Still, it would be wrong to suggest these credit funds closely resemble their peers in the highly computerised world of systematic equity investing. Quant credit specialists note that while their approach is primarily data and research driven, humans still play a pivotal role in reviewing the output of any models and then trying to put the results into practice as systematically as possible. That may still involve picking up the phone to place a trade, particularly when markets get choppier.

It’s “not a black box where there’s some computer finding non-linear relationships that are unseen to the human mind, nor is it a computer doing auto-execution,” said BlueCove’s Khein.

Industry-level data on the US high-yield market show a steady performance for quant credit strategies versus traditional approaches over the past few years, according to eVestment.

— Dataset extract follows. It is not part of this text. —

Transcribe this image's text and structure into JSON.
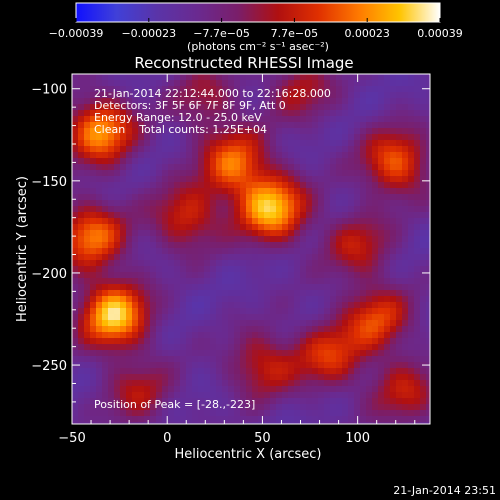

That includes a 5.2% return on average for actively managed quant strategies last year compared to 5.5% for traditional managers. The quants achieved a very slight outperformance in 2020’s rockier markets with a 6.7% return, while traditional managers outpaced them by two percentage points in 2019 with 13.8%.

Growing interest

Interest among the investor community certainly appears to be growing. Twenty-eight percent of asset allocators recently said they were looking to increase their investments in systematic credit over the next 12 months, according to a BNP Paribas survey of 47 allocators that invest in or advise on hedge fund assets worth US$247bn.

Banks are already eyeing the potential opportunities to provide financing to these strategies given the amounts of leverage often needed to hit return targets. Quant equity funds are already an important source of revenue for banks’ prime brokerage units.

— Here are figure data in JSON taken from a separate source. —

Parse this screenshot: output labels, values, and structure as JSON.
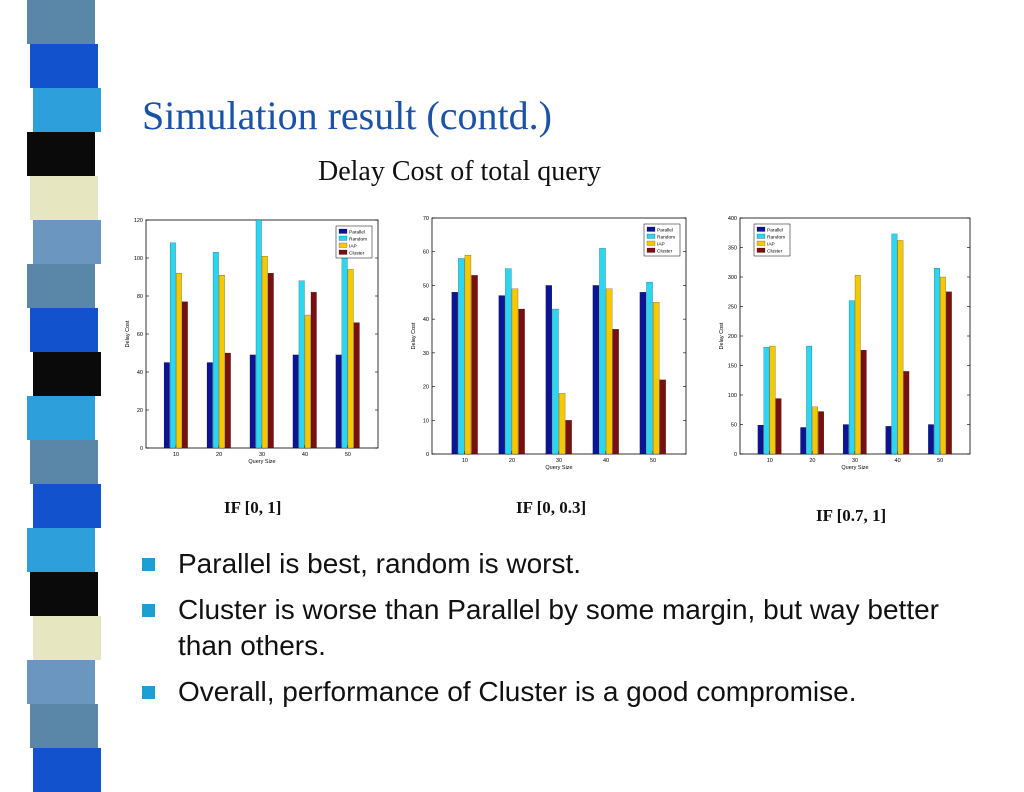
{
  "slide": {
    "title": "Simulation result (contd.)",
    "subtitle": "Delay Cost of total query",
    "bullets": [
      "Parallel is best, random is worst.",
      "Cluster is worse than Parallel by some margin, but way better than others.",
      "Overall, performance of Cluster is a good compromise."
    ],
    "colors": {
      "title": "#1a52a8",
      "bullet_marker": "#1e9fd4",
      "parallel": "#0a1494",
      "random": "#2ad6f0",
      "iap": "#f5c800",
      "cluster": "#7a0f10"
    },
    "decor": {
      "stripe_colors": [
        "#5a86a8",
        "#1252cc",
        "#2da0dc",
        "#0a0a0a",
        "#e6e6c0",
        "#6a96c0",
        "#5a86a8",
        "#1252cc",
        "#0a0a0a",
        "#2da0dc"
      ]
    }
  },
  "chart_data": [
    {
      "type": "bar",
      "caption": "IF [0, 1]",
      "xlabel": "Query Size",
      "ylabel": "Delay Cost",
      "categories": [
        "10",
        "20",
        "30",
        "40",
        "50"
      ],
      "ylim": [
        0,
        120
      ],
      "yticks": [
        0,
        20,
        40,
        60,
        80,
        100,
        120
      ],
      "legend_position": "top-right",
      "series": [
        {
          "name": "Parallel",
          "color": "#0a1494",
          "values": [
            45,
            45,
            49,
            49,
            49
          ]
        },
        {
          "name": "Random",
          "color": "#2ad6f0",
          "values": [
            108,
            103,
            120,
            88,
            112
          ]
        },
        {
          "name": "IAP",
          "color": "#f5c800",
          "values": [
            92,
            91,
            101,
            70,
            94
          ]
        },
        {
          "name": "Cluster",
          "color": "#7a0f10",
          "values": [
            77,
            50,
            92,
            82,
            66
          ]
        }
      ]
    },
    {
      "type": "bar",
      "caption": "IF [0, 0.3]",
      "xlabel": "Query Size",
      "ylabel": "Delay Cost",
      "categories": [
        "10",
        "20",
        "30",
        "40",
        "50"
      ],
      "ylim": [
        0,
        70
      ],
      "yticks": [
        0,
        10,
        20,
        30,
        40,
        50,
        60,
        70
      ],
      "legend_position": "top-right",
      "series": [
        {
          "name": "Parallel",
          "color": "#0a1494",
          "values": [
            48,
            47,
            50,
            50,
            48
          ]
        },
        {
          "name": "Random",
          "color": "#2ad6f0",
          "values": [
            58,
            55,
            43,
            61,
            51
          ]
        },
        {
          "name": "IAP",
          "color": "#f5c800",
          "values": [
            59,
            49,
            18,
            49,
            45
          ]
        },
        {
          "name": "Cluster",
          "color": "#7a0f10",
          "values": [
            53,
            43,
            10,
            37,
            22
          ]
        }
      ]
    },
    {
      "type": "bar",
      "caption": "IF [0.7, 1]",
      "xlabel": "Query Size",
      "ylabel": "Delay Cost",
      "categories": [
        "10",
        "20",
        "30",
        "40",
        "50"
      ],
      "ylim": [
        0,
        400
      ],
      "yticks": [
        0,
        50,
        100,
        150,
        200,
        250,
        300,
        350,
        400
      ],
      "legend_position": "top-left",
      "series": [
        {
          "name": "Parallel",
          "color": "#0a1494",
          "values": [
            49,
            45,
            50,
            47,
            50
          ]
        },
        {
          "name": "Random",
          "color": "#2ad6f0",
          "values": [
            181,
            183,
            260,
            373,
            315
          ]
        },
        {
          "name": "IAP",
          "color": "#f5c800",
          "values": [
            183,
            80,
            303,
            362,
            300
          ]
        },
        {
          "name": "Cluster",
          "color": "#7a0f10",
          "values": [
            94,
            72,
            176,
            140,
            275
          ]
        }
      ]
    }
  ]
}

“We’re excited from a financing standpoint about the potential for growth. These strategies require leverage in line with or greater than quant equity portfolios, however, they have less data and may not be as liquid, which requires further margin analysis and development,” said Marlin Naidoo, global head of capital introduction at BNP Paribas, adding his firm had built such capabilities.

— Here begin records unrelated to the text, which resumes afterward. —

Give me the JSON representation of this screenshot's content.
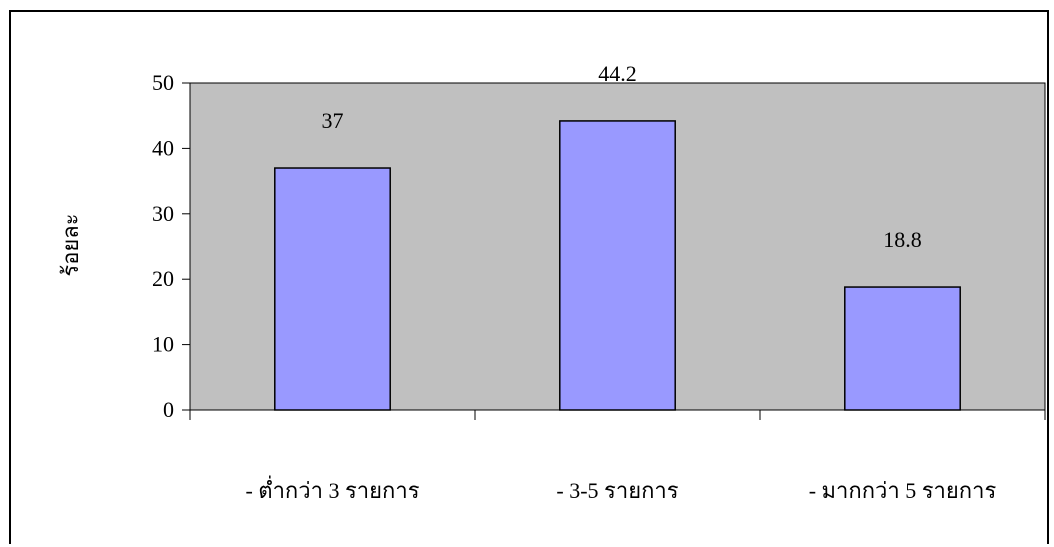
{
  "chart_data": {
    "type": "bar",
    "categories": [
      "- ต่ำกว่า 3 รายการ",
      "- 3-5 รายการ",
      "- มากกว่า 5 รายการ"
    ],
    "values": [
      37,
      44.2,
      18.8
    ],
    "data_labels": [
      "37",
      "44.2",
      "18.8"
    ],
    "ylabel": "ร้อยละ",
    "ylim": [
      0,
      50
    ],
    "yticks": [
      0,
      10,
      20,
      30,
      40,
      50
    ],
    "ytick_labels": [
      "0",
      "10",
      "20",
      "30",
      "40",
      "50"
    ],
    "grid": false,
    "colors": {
      "plot_area": "#c0c0c0",
      "bar_fill": "#9999ff",
      "bar_stroke": "#000000"
    }
  }
}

The speed at which systematic credit grows may well hinge on how fast corporate bond markets continue to evolve. For all the advances of the past few years, some note the tendency of fixed-income liquidity to deteriorate rapidly when volatility rises – and the potential that has to hurt investors, particularly those looking at cross-asset arbitrages. Barclays’ Gorelov said some funds have “de-emphasised single-name strategies” given the lack of liquidity in CDS versus other markets like equities.

But despite such bumps in the road, there’s little doubt about the direction of travel – or the opportunities investors spy in the still largely undiscovered realm of systematic fixed income.

“Quant equity is a very developed market,” said Giuliana Bordigoni, director of specialist strategies at systematic investment manager Man AHL. “Credit markets are far less efficient and transparent, which creates more opportunities and makes credit a natural move forward.”